Cuando la alarma de fin de clases sonó, Kozono observó que nuevamente la rubia plebeya, a la que le estaba cogiendo rabia por sus constantes rechazos, se quedaba mirando sus apuntes y la pizarra con los últimos ejercicios de trigonometría. Lo que más le molestaba era que pese a los acontecimientos, aquella estúpida pobretona aún no le había pedido disculpas y ella seguía sin habérsela follado. Todas las experiencias sexuales que había tenido en su adolescencia habían sido consentidas, y en la mayoría de casos propiciadas por ella misma. Era la primera vez que alguien no le doraba la píldora o tenía la necesidad de agradarle. Pero incluso eso podía aguantarlo. Lo que no aguantaba bajo ningún concepto, era demostrar su interés por alguien y que ese alguien, que encima era de tan bajos recursos, que sólo tenía una cara y un cuerpo bonito y ni siquiera tenía buenas notas, se diera el lujo de rechazarla. Se le pasó por la cabeza buscarse una manera rápida de expulsarla de la Academia. O humillarla. O simplemente mandar a los pandilleros que su familia tenía a buen recaudo para darle una golpiza y desfigurarla. Al perro ya no podía volverlo a matar, ¡una pena que Reiko no viera cómo agonizaba tras probar el veneno! Ese último recuerdo, que ella sí vio, la hizo sonreír un poco.
Cuando ya casi no quedaba nadie en el aula se puso en pie a recoger sus cosas y las fue guardando en su bolso. La oyó. Estaba llorando sin hacer ruido, y sin moverse aún de su pupitre. Como estaba en uno de los laterales y en la primera fila, no había nadie que pudiera verla. Pero Kozono vio que se quitaba la humedad de sus ojos con la manga y suspiraba entristecida. Su ego pareció cobrar fuerza en ese momento. Le parecía bien que sintiera pena, al menos satisfacía un poco la ira que guardaba dentro. La dejó allí y se marchó a comer.
Comedor de la Academia
—Algo le ocurre a la nueva… ¿cuánto dices que lleva sin venir?

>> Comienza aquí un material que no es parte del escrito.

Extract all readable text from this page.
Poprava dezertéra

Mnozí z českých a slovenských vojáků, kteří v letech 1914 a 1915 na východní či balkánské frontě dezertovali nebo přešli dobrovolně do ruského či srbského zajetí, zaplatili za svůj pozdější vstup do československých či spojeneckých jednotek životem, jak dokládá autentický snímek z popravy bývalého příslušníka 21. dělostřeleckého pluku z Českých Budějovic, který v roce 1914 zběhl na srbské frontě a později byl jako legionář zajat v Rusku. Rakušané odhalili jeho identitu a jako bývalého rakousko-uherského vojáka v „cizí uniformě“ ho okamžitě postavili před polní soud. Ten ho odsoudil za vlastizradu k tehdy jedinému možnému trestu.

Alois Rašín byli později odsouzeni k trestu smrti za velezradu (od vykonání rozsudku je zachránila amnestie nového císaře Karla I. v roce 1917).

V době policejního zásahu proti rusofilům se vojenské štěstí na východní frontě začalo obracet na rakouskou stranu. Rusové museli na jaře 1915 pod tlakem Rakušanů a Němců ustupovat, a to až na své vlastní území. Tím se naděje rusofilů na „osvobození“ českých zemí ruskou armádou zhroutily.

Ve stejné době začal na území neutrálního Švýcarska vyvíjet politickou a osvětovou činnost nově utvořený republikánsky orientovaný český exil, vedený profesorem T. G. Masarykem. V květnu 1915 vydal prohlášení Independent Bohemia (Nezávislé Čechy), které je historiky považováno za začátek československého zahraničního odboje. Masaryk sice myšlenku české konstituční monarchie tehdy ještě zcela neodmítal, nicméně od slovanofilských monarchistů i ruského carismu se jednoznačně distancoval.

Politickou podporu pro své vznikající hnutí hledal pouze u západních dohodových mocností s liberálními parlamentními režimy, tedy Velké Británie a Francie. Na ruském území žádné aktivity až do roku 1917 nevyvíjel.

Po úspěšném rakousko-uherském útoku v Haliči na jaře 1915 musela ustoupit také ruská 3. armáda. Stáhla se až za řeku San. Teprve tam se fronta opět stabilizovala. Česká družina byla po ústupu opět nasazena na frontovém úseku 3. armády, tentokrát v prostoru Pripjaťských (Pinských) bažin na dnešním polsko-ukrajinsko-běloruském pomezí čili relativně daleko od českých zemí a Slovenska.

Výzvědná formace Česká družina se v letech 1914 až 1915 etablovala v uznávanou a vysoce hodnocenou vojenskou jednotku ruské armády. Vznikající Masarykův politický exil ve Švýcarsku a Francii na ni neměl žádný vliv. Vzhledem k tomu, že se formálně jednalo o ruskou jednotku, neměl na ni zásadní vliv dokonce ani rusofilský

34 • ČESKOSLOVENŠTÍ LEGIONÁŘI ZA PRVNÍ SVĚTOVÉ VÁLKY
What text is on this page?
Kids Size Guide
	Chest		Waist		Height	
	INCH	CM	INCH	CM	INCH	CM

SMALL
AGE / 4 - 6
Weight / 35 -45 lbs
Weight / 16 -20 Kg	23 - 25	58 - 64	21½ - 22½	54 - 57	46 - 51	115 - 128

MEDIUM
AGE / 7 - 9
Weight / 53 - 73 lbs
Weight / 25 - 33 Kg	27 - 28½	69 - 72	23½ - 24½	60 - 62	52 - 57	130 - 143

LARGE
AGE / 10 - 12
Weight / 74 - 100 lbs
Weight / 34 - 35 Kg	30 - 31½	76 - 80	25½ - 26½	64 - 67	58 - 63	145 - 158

Kozono no aguantaba tanto cotorreo acerca de Kitami. Su mesa, donde se sentaban las chicas y chicos más populares de toda la Academia, aquel mediodía estaba siendo un maldito caos.
—Kozono-san, estás muy callada… ¿un mal día en el Consejo?
Kozono se quedó mirando a las tres chicas, a lo lejos, que intentaron iniciar un club de magia negra hacía ya un par de semanas. Mientras comían seguían con aquel maldito libro del pentáculo invertido, no se separaban de él. Una idea se le cruzó por la mente, pero era absurda. Ella no creía en aquellas bobadas. Devolvió la mirada a su compañera del Consejo pero antes de responderle, uno de los muchachos habló más fuerte.
—Teníais que haber visto al perro, chaval. ¡Alguien lo pisoteó y le rompió todos los huesos! La chica nueva se puso a llorar como una niña de cinco años cuando lo encontró, os lo juro. Además, la policía le encontró veneno en la lengua.
—Pobrecito… ¿quién ha podido hacer algo tan horrible? —dijo otra, aunque el chico le tiró una gyoza a la cara, y enseguida empezaron a pelearse con la comida.
—Ya basta. Si queréis comportaros como monos de un zoo, ahí tenéis al representante, esa rata de cloaca.
Todos viraron la atención a Hiratani, que iba encogido como siempre con una bandeja en las manos, y todos se rieron de él automáticamente. Kozono sonrió, le animaba ver cómo se metían con él, le empujaban al pasar, le robaban la comida e incluso le lanzaban bolitas de arroz. Hiratani no contestó, siguió cabizbajo y se sentó en la única mesa donde no lo repudiaron: entonces los gritos y los comentarios pasaron a ser cuchicheos más bajos.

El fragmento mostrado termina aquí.